I sing the apples of my eye
And I shall sing with all my might,
For here around me, swinging high,
They tease my senses with delight.
My palate yearns! they charm my sight!
My lips with longing overflow—
(Excuse me while I take a bite!)
The Apples of Ontario.
From Astrachan to Northern Spy,
Alike they rouse my appetite
As they were wont in days gone by,
When hearts were bold and fingers light;
When barefoot pirates sought at night
The orchards where they used to grow
And filled their shirts ere put to flight—
The Apples of Ontario.
Superb in dumplings! prime in pie!
When baked they'd tempt an anchorite!
Supreme in "sass," good even dry,
But ripe and mellow, peerless quite!
I know, good friends, it is not right
Of me to tantalise you so!
If you're without—I mourn your plight—
The Apples of Ontario!
ENVOI
Prince, do not heed the words of spite
Or slurs that envious rivals throw!
We have them free from scab and blight,
The Apples of Ontario!
Especially around Glencoe!
Sept. 16.—Say, do horse-hairs turn into eels? There was a time when I firmly believed that they did, but it was so long ago that I had forgotten all about it. This morning when they told me that there was a "live horse-hair" in the tub of rain-water beside the cistern I remembered the old belief and proceeded to investigate. The creature certainly did look like a living horse-hair, as it swam around the tub like a sea-serpent. It was about ten inches long and had no head that was visible to the naked eye. It was the slimmest thing for its length that I ever saw. When I was a boy I had seen these creatures in the watering-trough at the barn and firmly believed that they were horse-hairs that had come to life in the water. Furthermore, I believed that if they found their way into the creek they would grow into great eels of the kind from whose skins they make shoe-laces. Of course, the children were quite ready to believe the old explanation of these long, snaky wrigglers, but with a Century Encyclopædia within reach, I could not resist getting at the truth of the matter. After several vain attempts under "eel" and "horse-hair," I finally got a line from "hair-worm," and located the mystery as a specimen of the Gordius aquaticus. They are described as a family of nematoid worms. They have an elongated, filiform body with a ventral cord. The life history of the little creature is interesting:
"In the young stage they live in the body cavity of predatory insects and are provided with a mouth. At the pairing time they pass into the water, where they become mature. The embryos, which are provided with spines, bore through the egg-membrane, migrate into insect larvæ, and there encyst. Water beetles and other predatory aquatic insects eat the encysted young forms, which then develop in the body cavity of their new and larger host to young Gordiidæ."
There you are. Another belief of childhood has been exploded by some painstaking scientist, who has made a careful study of the "horse-hair eels."
A walk to the orchard showed me that after all my thinning of apples I did not take off nearly enough. Half a dozen big, heavily-loaded limbs were broken off by the last windstorm. I couldn't have propped them up even if I had tried, for they were all top branches, but it is some consolation that it was the Ben Davis trees that were affected the most. In doing the thinning I attended to the Spies most carefully, as they were the most important, and, though I took off a cruel lot, if I had the job to do over again I would take off still more. The Spies, Baldwins, Pippins, and Kings have all the fruit they can carry, and I am sure the unusual size of the apples is due to the thinning. I thinned several of the Ben Davis quite severely, and the apples on them are fully twice the size of those on the trees that were neglected. No, I haven't sold the apples yet. The regular dealers have not made me an offer, but I have received offers from various parts of the country where a number of consumers are willing to club together and take the whole crop. My only reason for not accepting these offers at once is that I do not know how I am going to pick and pack the apples by myself. Experts say that I shall have over two hundred barrels of good shipping apples, but how am I to get experienced packers? The dealers have employed every man in the country who knows anything about such work. The children and I could probably pick them all right, but I hate to undertake the job of grading them for fear I should be arrested for not doing the work right. But, like Sentimental Tommy, I hope to "find a w'y."

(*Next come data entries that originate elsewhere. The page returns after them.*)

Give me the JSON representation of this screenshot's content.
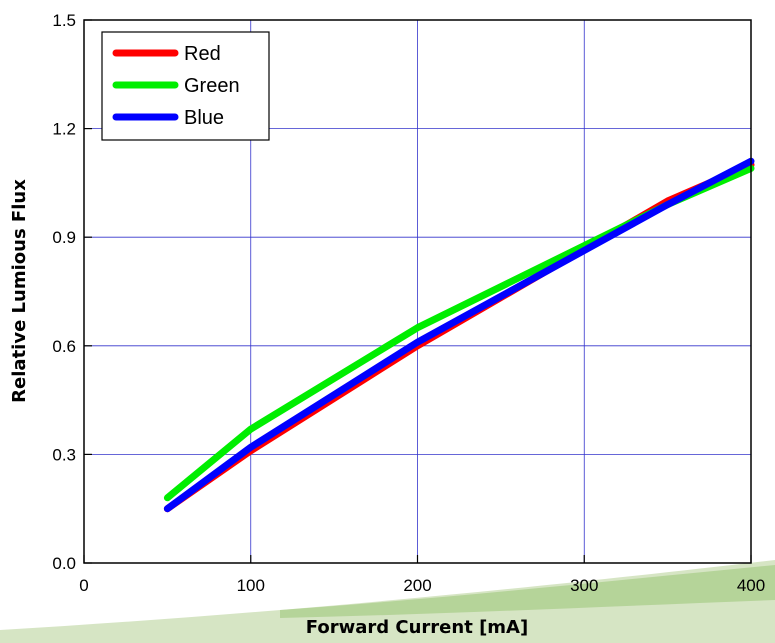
{
  "chart_data": {
    "type": "line",
    "title": "",
    "xlabel": "Forward Current [mA]",
    "ylabel": "Relative Lumious Flux",
    "xlim": [
      0,
      400
    ],
    "ylim": [
      0.0,
      1.5
    ],
    "xticks": [
      0,
      100,
      200,
      300,
      400
    ],
    "yticks": [
      0.0,
      0.3,
      0.6,
      0.9,
      1.2,
      1.5
    ],
    "xtick_labels": [
      "0",
      "100",
      "200",
      "300",
      "400"
    ],
    "ytick_labels": [
      "0.0",
      "0.3",
      "0.6",
      "0.9",
      "1.2",
      "1.5"
    ],
    "grid": true,
    "legend_position": "top-left",
    "series": [
      {
        "name": "Red",
        "color": "#ff0000",
        "x": [
          50,
          100,
          200,
          350,
          400
        ],
        "y": [
          0.15,
          0.31,
          0.6,
          1.0,
          1.1
        ]
      },
      {
        "name": "Green",
        "color": "#00ee00",
        "x": [
          50,
          100,
          200,
          350,
          400
        ],
        "y": [
          0.18,
          0.37,
          0.65,
          0.99,
          1.09
        ]
      },
      {
        "name": "Blue",
        "color": "#0000ff",
        "x": [
          50,
          100,
          200,
          350,
          400
        ],
        "y": [
          0.15,
          0.32,
          0.61,
          0.99,
          1.11
        ]
      }
    ]
  }
}
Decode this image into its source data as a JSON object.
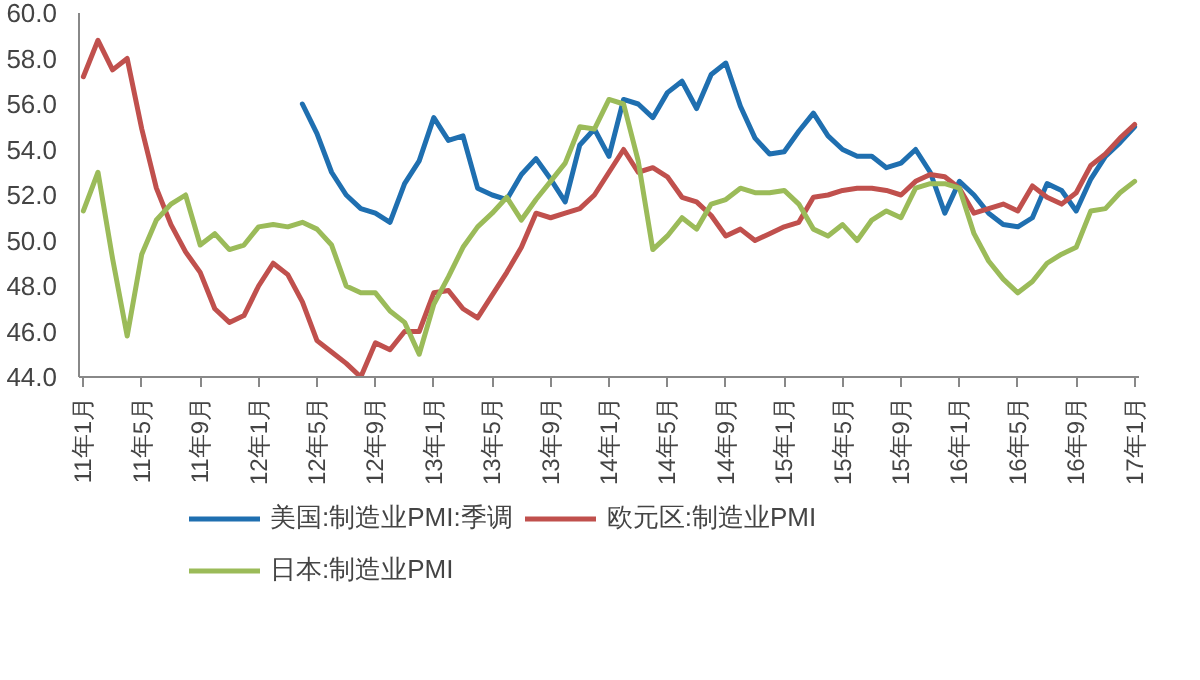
{
  "chart_data": {
    "type": "line",
    "categories": [
      "11年1月",
      null,
      null,
      null,
      "11年5月",
      null,
      null,
      null,
      "11年9月",
      null,
      null,
      null,
      "12年1月",
      null,
      null,
      null,
      "12年5月",
      null,
      null,
      null,
      "12年9月",
      null,
      null,
      null,
      "13年1月",
      null,
      null,
      null,
      "13年5月",
      null,
      null,
      null,
      "13年9月",
      null,
      null,
      null,
      "14年1月",
      null,
      null,
      null,
      "14年5月",
      null,
      null,
      null,
      "14年9月",
      null,
      null,
      null,
      "15年1月",
      null,
      null,
      null,
      "15年5月",
      null,
      null,
      null,
      "15年9月",
      null,
      null,
      null,
      "16年1月",
      null,
      null,
      null,
      "16年5月",
      null,
      null,
      null,
      "16年9月",
      null,
      null,
      null,
      "17年1月"
    ],
    "series": [
      {
        "name": "美国:制造业PMI:季调",
        "color": "#1f6fb0",
        "values": [
          null,
          null,
          null,
          null,
          null,
          null,
          null,
          null,
          null,
          null,
          null,
          null,
          null,
          null,
          null,
          56.0,
          54.7,
          53.0,
          52.0,
          51.4,
          51.2,
          50.8,
          52.5,
          53.5,
          55.4,
          54.4,
          54.6,
          52.3,
          52.0,
          51.8,
          52.9,
          53.6,
          52.7,
          51.7,
          54.2,
          54.9,
          53.7,
          56.2,
          56.0,
          55.4,
          56.5,
          57.0,
          55.8,
          57.3,
          57.8,
          55.9,
          54.5,
          53.8,
          53.9,
          54.8,
          55.6,
          54.6,
          54.0,
          53.7,
          53.7,
          53.2,
          53.4,
          54.0,
          53.0,
          51.2,
          52.6,
          52.0,
          51.2,
          50.7,
          50.6,
          51.0,
          52.5,
          52.2,
          51.3,
          52.7,
          53.7,
          54.3,
          55.0
        ]
      },
      {
        "name": "欧元区:制造业PMI",
        "color": "#c0504d",
        "values": [
          57.2,
          58.8,
          57.5,
          58.0,
          54.9,
          52.3,
          50.7,
          49.5,
          48.6,
          47.0,
          46.4,
          46.7,
          48.0,
          49.0,
          48.5,
          47.3,
          45.6,
          45.1,
          44.6,
          44.0,
          45.5,
          45.2,
          46.0,
          46.0,
          47.7,
          47.8,
          47.0,
          46.6,
          47.6,
          48.6,
          49.7,
          51.2,
          51.0,
          51.2,
          51.4,
          52.0,
          53.0,
          54.0,
          53.0,
          53.2,
          52.8,
          51.9,
          51.7,
          51.1,
          50.2,
          50.5,
          50.0,
          50.3,
          50.6,
          50.8,
          51.9,
          52.0,
          52.2,
          52.3,
          52.3,
          52.2,
          52.0,
          52.6,
          52.9,
          52.8,
          52.3,
          51.2,
          51.4,
          51.6,
          51.3,
          52.4,
          51.9,
          51.6,
          52.1,
          53.3,
          53.8,
          54.5,
          55.1
        ]
      },
      {
        "name": "日本:制造业PMI",
        "color": "#9bbb59",
        "values": [
          51.3,
          53.0,
          49.2,
          45.8,
          49.4,
          50.9,
          51.6,
          52.0,
          49.8,
          50.3,
          49.6,
          49.8,
          50.6,
          50.7,
          50.6,
          50.8,
          50.5,
          49.8,
          48.0,
          47.7,
          47.7,
          46.9,
          46.4,
          45.0,
          47.2,
          48.4,
          49.7,
          50.6,
          51.2,
          51.9,
          50.9,
          51.8,
          52.6,
          53.4,
          55.0,
          54.9,
          56.2,
          56.0,
          53.5,
          49.6,
          50.2,
          51.0,
          50.5,
          51.6,
          51.8,
          52.3,
          52.1,
          52.1,
          52.2,
          51.6,
          50.5,
          50.2,
          50.7,
          50.0,
          50.9,
          51.3,
          51.0,
          52.3,
          52.5,
          52.5,
          52.3,
          50.3,
          49.1,
          48.3,
          47.7,
          48.2,
          49.0,
          49.4,
          49.7,
          51.3,
          51.4,
          52.1,
          52.6
        ]
      }
    ],
    "ylim": [
      44,
      60
    ],
    "yticks": [
      {
        "value": 44,
        "label": "44.0"
      },
      {
        "value": 46,
        "label": "46.0"
      },
      {
        "value": 48,
        "label": "48.0"
      },
      {
        "value": 50,
        "label": "50.0"
      },
      {
        "value": 52,
        "label": "52.0"
      },
      {
        "value": 54,
        "label": "54.0"
      },
      {
        "value": 56,
        "label": "56.0"
      },
      {
        "value": 58,
        "label": "58.0"
      },
      {
        "value": 60,
        "label": "60.0"
      }
    ],
    "grid": false,
    "legend": "bottom",
    "line_style": "solid"
  }
}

When walking through the orchard I was sorry to see a lot of good apples, Maiden's Blushes and sweet apples, rotting on the ground, but I can do nothing about them. There is no market for them, and the local evaporator can take only a limited supply because of the scarcity of labour. And even if I could sell them to the evaporator the price paid is so trifling that, I am told, the best a man can do is to earn day-labourer's wages without counting the value of the apples. It seems too bad to have good apples rotting when there are thousands of poor people and apple-hungry children who would be glad to get them. I would willingly give the apples to any one who wants them rather than see them waste, but every one in the country has enough, and even town people near by have friends among the farmers who keep them supplied.